The result generated by your query should include all 4 columns.

In [None]:
%%sql 
-- write your query here --
...

#### 1b
Write a SQL query to find the top 5 popular companies that data science graduates will
work at, from most popular to 5th most popular.

In [None]:
%%sql 
-- write your query here --
...

### Q2
Setup

In [None]:
homes_data = {'home_id': [1,2,3,4],
        'city': ["Berkeley","San Jose","Berkeley","Palo Alto"],
        'bedrooms': [2,1,5,3],
        'bathrooms': [2,2,1,1],
        'area': [500,750,1000,250] 
        }

homes = pd.DataFrame(homes_data, columns = list(homes_data.keys()))

homes.to_sql('Homes', engine, if_exists='replace', index = False)

transactions_data = {'home_id': [1,2,3,4],
        'buyer_id': [5,6,7,8],
        'seller_id': [8,7,6,5],
        'transaction_data': ['1/12/2001','4/14/2001','8/11/2001','12/21/2001'],
        'sale_price': [1000,500,750,500]
        }

transactions = pd.DataFrame(transactions_data, columns = list(transactions_data.keys()))

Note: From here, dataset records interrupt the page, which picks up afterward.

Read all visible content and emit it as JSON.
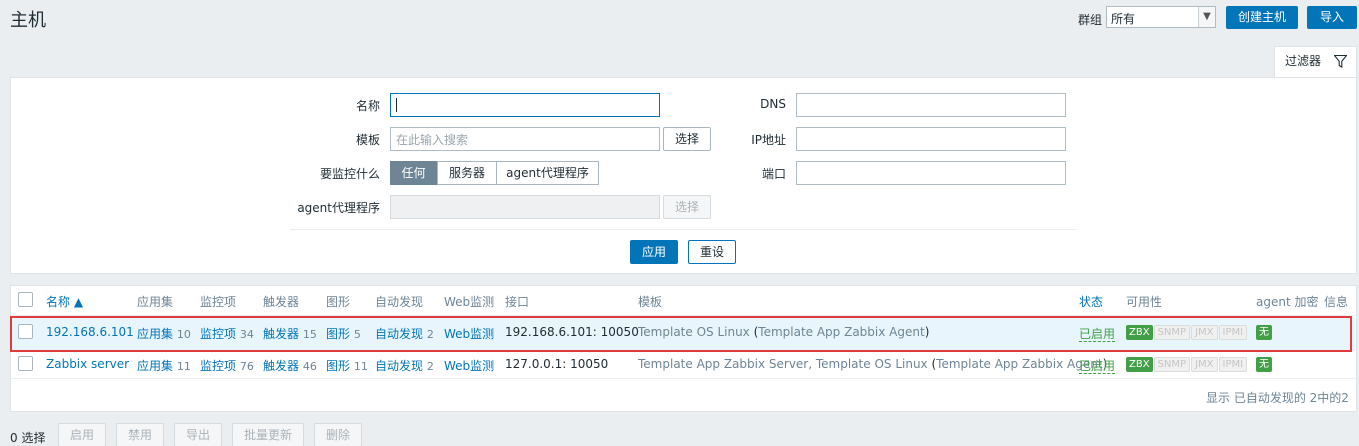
{
  "header": {
    "title": "主机",
    "group_label": "群组",
    "group_value": "所有",
    "create_button": "创建主机",
    "import_button": "导入"
  },
  "filter": {
    "tab_label": "过滤器",
    "name_label": "名称",
    "name_value": "",
    "template_label": "模板",
    "template_placeholder": "在此输入搜索",
    "select_button": "选择",
    "monitored_by_label": "要监控什么",
    "monitored_by_options": [
      "任何",
      "服务器",
      "agent代理程序"
    ],
    "monitored_by_selected": "任何",
    "proxy_label": "agent代理程序",
    "proxy_select_button": "选择",
    "dns_label": "DNS",
    "ip_label": "IP地址",
    "port_label": "端口",
    "apply_button": "应用",
    "reset_button": "重设"
  },
  "table": {
    "columns": {
      "name": "名称 ▲",
      "applications": "应用集",
      "items": "监控项",
      "triggers": "触发器",
      "graphs": "图形",
      "discovery": "自动发现",
      "web": "Web监测",
      "interface": "接口",
      "templates": "模板",
      "status": "状态",
      "availability": "可用性",
      "encryption": "agent 加密",
      "info": "信息"
    },
    "rows": [
      {
        "name": "192.168.6.101",
        "applications": "应用集",
        "applications_count": "10",
        "items": "监控项",
        "items_count": "34",
        "triggers": "触发器",
        "triggers_count": "15",
        "graphs": "图形",
        "graphs_count": "5",
        "discovery": "自动发现",
        "discovery_count": "2",
        "web": "Web监测",
        "interface": "192.168.6.101: 10050",
        "template_main": "Template OS Linux",
        "template_paren_open": " (",
        "template_sub": "Template App Zabbix Agent",
        "template_paren_close": ")",
        "status": "已启用",
        "availability": [
          "ZBX",
          "SNMP",
          "JMX",
          "IPMI"
        ],
        "encryption": "无"
      },
      {
        "name": "Zabbix server",
        "applications": "应用集",
        "applications_count": "11",
        "items": "监控项",
        "items_count": "76",
        "triggers": "触发器",
        "triggers_count": "46",
        "graphs": "图形",
        "graphs_count": "11",
        "discovery": "自动发现",
        "discovery_count": "2",
        "web": "Web监测",
        "interface": "127.0.0.1: 10050",
        "template_main": "Template App Zabbix Server, Template OS Linux",
        "template_paren_open": " (",
        "template_sub": "Template App Zabbix Agent",
        "template_paren_close": ")",
        "status": "已启用",
        "availability": [
          "ZBX",
          "SNMP",
          "JMX",
          "IPMI"
        ],
        "encryption": "无"
      }
    ],
    "footer": "显示 已自动发现的 2中的2"
  },
  "mass_actions": {
    "selected": "0 选择",
    "enable": "启用",
    "disable": "禁用",
    "export": "导出",
    "mass_update": "批量更新",
    "delete": "删除"
  },
  "colors": {
    "accent": "#0275b8",
    "enabled": "#429e47",
    "highlight_border": "#e03c3c"
  }
}
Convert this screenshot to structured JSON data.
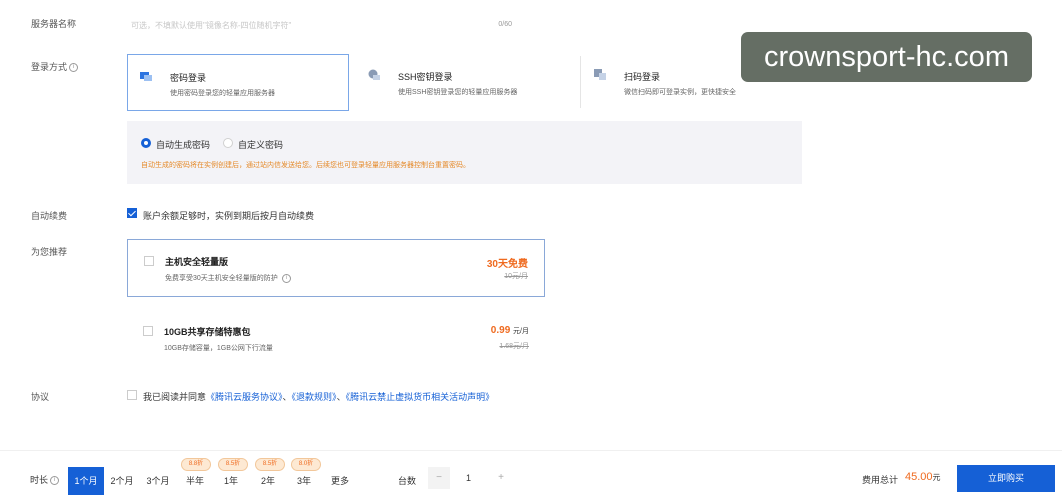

transactions.to_sql('Transactions', engine, if_exists='replace', index = False)


buyers_data = {'buyer_id': [5,6,7,8],
        'name': ["Bella","Kanu","Rahul","Minh"],
        }

buyers = pd.DataFrame(buyers_data, columns = list(buyers_data.keys()))

buyers.to_sql('Buyers', engine, if_exists='replace', index = False)

seller_data = {'seller_id': [8,7,6,5],
        'name': ["Minh","Rahul","Kanu","Bella"],
        }

seller = pd.DataFrame(seller_data, columns = list(seller_data.keys()))

seller.to_sql('Seller', engine, if_exists='replace', index = False)


In [None]:
homes

In [None]:
transactions

In [None]:
buyers

In [None]:
seller



Consider the following real estate schema (underlined column names have unique values and no duplicates):

<code>
Homes(<u>home_id int</u>, city text, bedrooms int, bathrooms int,
area int)
Transactions(<u>home_id int, buyer_id int, seller_id int, transaction_date date</u>, sale_price int)
Buyers(<u>buyer_id int</u>, name text)
Sellers(<u>seller_id int</u>, name text)
</code>
<br>

Fill in the blanks in the SQL query to find the id and selling price for each home in Berkeley.  If the home has not been sold yet, **the price should be NULL**.


In [None]:
%%sql 
-- fill in the blanks --
SELECT _______________ 
FROM _________
_________ JOIN _________
ON _______________
WHERE _______________;

## More SQL Queries
### Q3

Examine this schema for these two tables:

    CREATE TABLE cat_ownders (
        id integer, 
        name text, 
        age integer,
        PRIMARY KEY (id)
    ); 

    CREATE TABLE cats (
        id integer
        owner_id integer, 
        name text, 
        breed text, 
        age integer, 
        PRIMARY KEY (id),
        FOREIGN KEY (owner_id) REFERENCES cat_owners
    );


In [None]:
cat_owners_data = {'id': [10,11,12],
        'name': ["Alice","Bob","Candice"],
        }

cat_owners = pd.DataFrame(cat_owners_data, columns = list(cat_owners_data.keys()))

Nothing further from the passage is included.